Beccaria è conosciuto per la sua critica alla pena di morte, ma andrebbero rilette anche le sue idee su diritti d'imputati e prigionieri. Al primo torto nei confronti di Beccaria tenta di sopperire la monumentale opera omnia (giunta al decimo dei diciassette volumi), realizzata da Mediobanca per desiderio di Enrico Cuccia e presentata oggi al Senato francese, anche per voler ricordare i legami dello scrittore con l'illuminismo transalpino e senza dimenticare che nella terra di Voltaire la ghigliottina venne abolita due secoli dopo, dal presidente Mitterrand. Una copia dell'edizione è stata donata alla Biblioteca del Senato. L'iniziativa è stata promossa dall'ambasciatore Bernardino Osio, presidente dell'Unione Latina e discendente di Beccaria, i cui scritti originali vennero custoditi dalla famiglia Osio per oltre un secolo e donati alla Biblioteca Ambrosiana, nelle mani di monsignor Achille Ratti, futuro papa Pio XI. Fra gli ospiti, il presidente di Mediobanca, Gabriele Galateri di Genola e il presidente dell'Association Beccaria, Jean Musitelli, che raccoglie giuristi francesi. Intervengono il curatore dell'opera, Carlo Capria, dell'università di Milano, l'ambasciatore Sergio Romano e il senatore Robert Badinter, ex ministro della giustizia che firmò il decreto di abolizione della pena di morte.
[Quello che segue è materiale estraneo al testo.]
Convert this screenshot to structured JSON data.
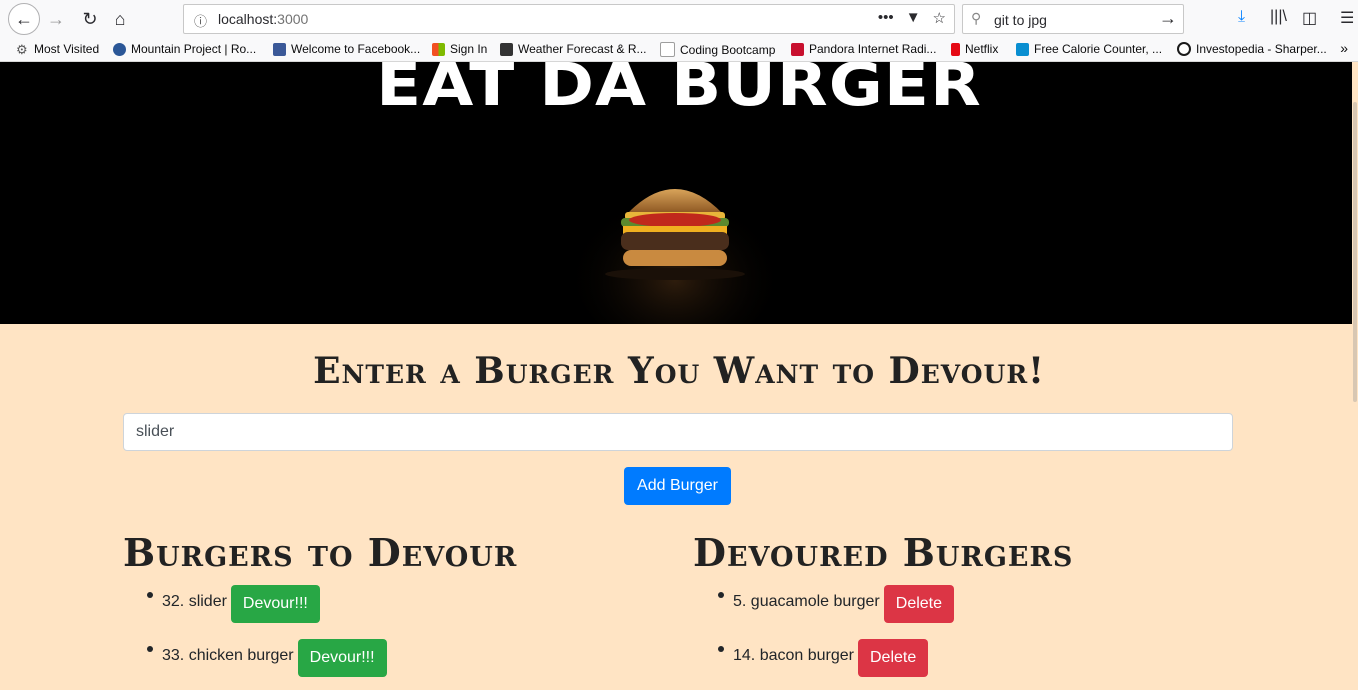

Il secondo torto avrebbe potuto essere riparato dalle speranze degli anni Novanta, marcati, come ricorda Sergio Romano, dalla forte sensibilità verso i diritti umani in seguito alla caduta del comunismo e alla fine della guerra fredda. Ben 30 Paesi hanno abolito la pena di morte dopo il 1990. Tuttavia, l'anno scorso, secondo l'ultimo rapporto di Amnesty International, 1526 persone sono state mandate a morte in 31 Paesi e 3248 sono state condannate alla pena capitale in 67 Paesi. Soltanto in Cina, le condanne eseguite sono più di un migliaio.
«La creazione dei tribunali internazionali ci ha dato l'illusione che il diritto internazionale si stesse globalizzando. Gli attentati dell'11 settembre e la politica americana - sostiene Romano - hanno invertito la tendenza. Rispetto al bisogno di sicurezza, la giustizia è diventata un'esigenza secondaria: Beccaria sarebbe stato contento del decennio scorso, ma sarebbe preoccupato del nostro presente». E forse, osservando la nostra democrazia, anche del modo in cui - come ricorda l'ambasciatore Osio - «si cerca di ostacolare in tutti i modi l'opera della magistratura». «Fate che le leggi siano chiare e semplici e che tutta la forza della nazione sia condensata a difenderle, e che nessuna parte di essa sia impiegata a distruggerle», scrive Beccaria, milanese.